Fisher Scoring for crossed factor Linear Mixed Models

The analysis of longitudinal, heterogeneous or unbalanced clustered data is of primary importance to a wide range of applications. The Linear Mixed Model (LMM) is a popular and flexible extension of the linear model specifically designed for such purposes. Historically, a large proportion of material published on the LMM concerns the application of popular numerical optimization algorithms, such as Newton-Raphson, Fisher Scoring and Expectation Maximization to single-factor LMMs (i.e. LMMs that only contain one "factor" by which observations are grouped). However, in recent years, the focus of the LMM literature has moved towards the development of estimation and inference methods for more complex, multi-factored designs. In this paper, we present and derive new expressions for the extension of an algorithm classically used for single-factor LMM parameter estimation, Fisher Scoring, to multiple, crossed-factor designs.

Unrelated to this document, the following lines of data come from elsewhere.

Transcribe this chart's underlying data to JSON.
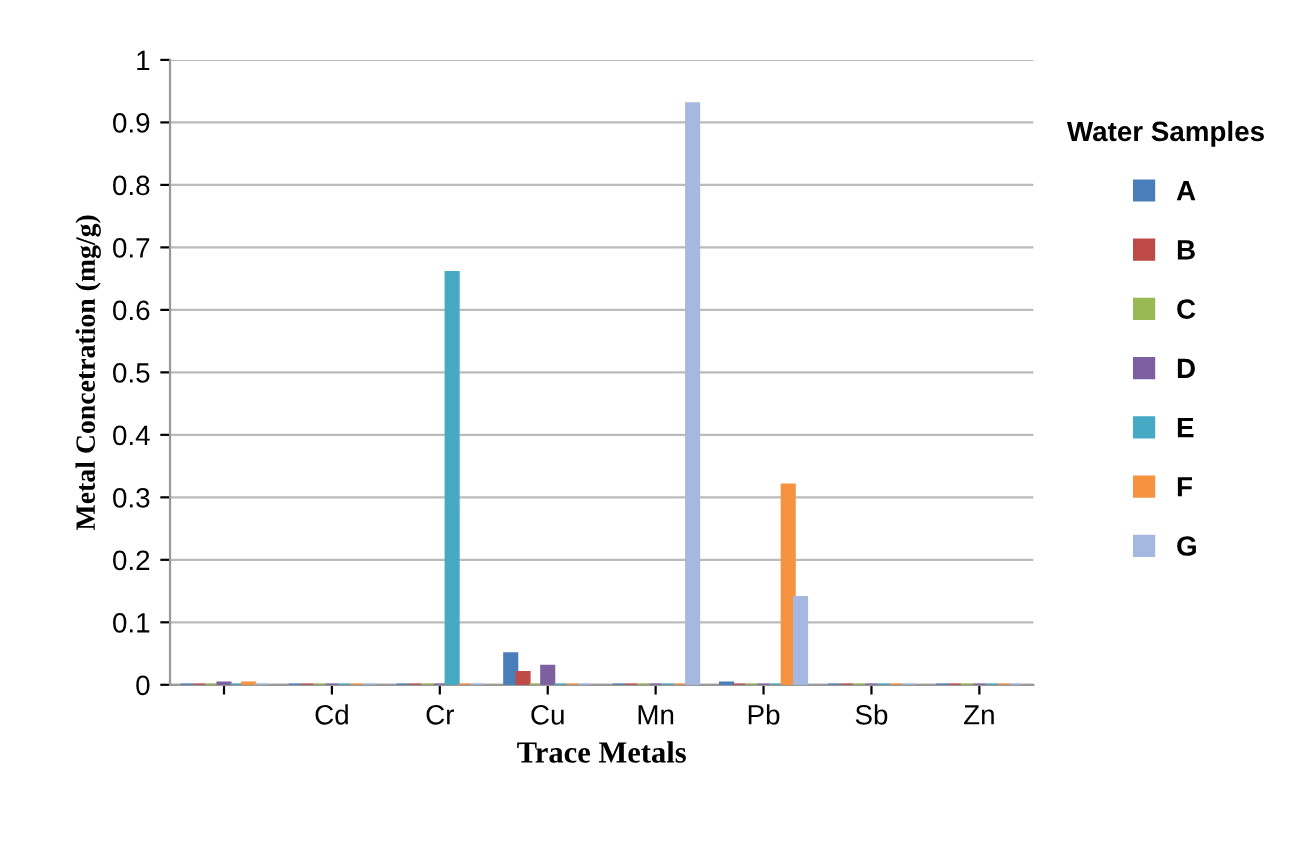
{
  "chart_data": {
    "type": "bar",
    "xlabel": "Trace Metals",
    "ylabel": "Metal Concetration (mg/g)",
    "legend_title": "Water Samples",
    "categories": [
      null,
      "Cd",
      "Cr",
      "Cu",
      "Mn",
      "Pb",
      "Sb",
      "Zn"
    ],
    "series": [
      {
        "name": "A",
        "color": "#4a7ebb",
        "values": [
          0,
          0,
          0,
          0.05,
          0,
          0.003,
          0,
          0
        ]
      },
      {
        "name": "B",
        "color": "#be4b48",
        "values": [
          0,
          0,
          0,
          0.02,
          0,
          0,
          0,
          0
        ]
      },
      {
        "name": "C",
        "color": "#98b954",
        "values": [
          0,
          0,
          0,
          0,
          0,
          0,
          0,
          0
        ]
      },
      {
        "name": "D",
        "color": "#7d60a0",
        "values": [
          0.003,
          0,
          0,
          0.03,
          0,
          0,
          0,
          0
        ]
      },
      {
        "name": "E",
        "color": "#46aac5",
        "values": [
          0,
          0,
          0.66,
          0,
          0,
          0,
          0,
          0
        ]
      },
      {
        "name": "F",
        "color": "#f69240",
        "values": [
          0.003,
          0,
          0,
          0,
          0,
          0.32,
          0,
          0
        ]
      },
      {
        "name": "G",
        "color": "#a5b9e0",
        "values": [
          0,
          0,
          0,
          0,
          0.93,
          0.14,
          0,
          0
        ]
      }
    ],
    "ylim": [
      0,
      1
    ],
    "yticks": [
      0,
      0.1,
      0.2,
      0.3,
      0.4,
      0.5,
      0.6,
      0.7,
      0.8,
      0.9,
      1
    ],
    "grid": "y",
    "legend": "right"
  }
}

Through simulation and real data examples, we compare five variants of the Fisher Scoring algorithm with one another, as well as against a baseline established by the R package lmer, and find evidence of correctness and strong computational efficiency for four of the five proposed approaches. Additionally, we provide a new method for LMM Satterthwaite degrees of freedom estimation based on analytical results, which does not require iterative gradient estimation. Via simulation, we find that this approach produces estimates with both lower bias and lower variance than the existing methods.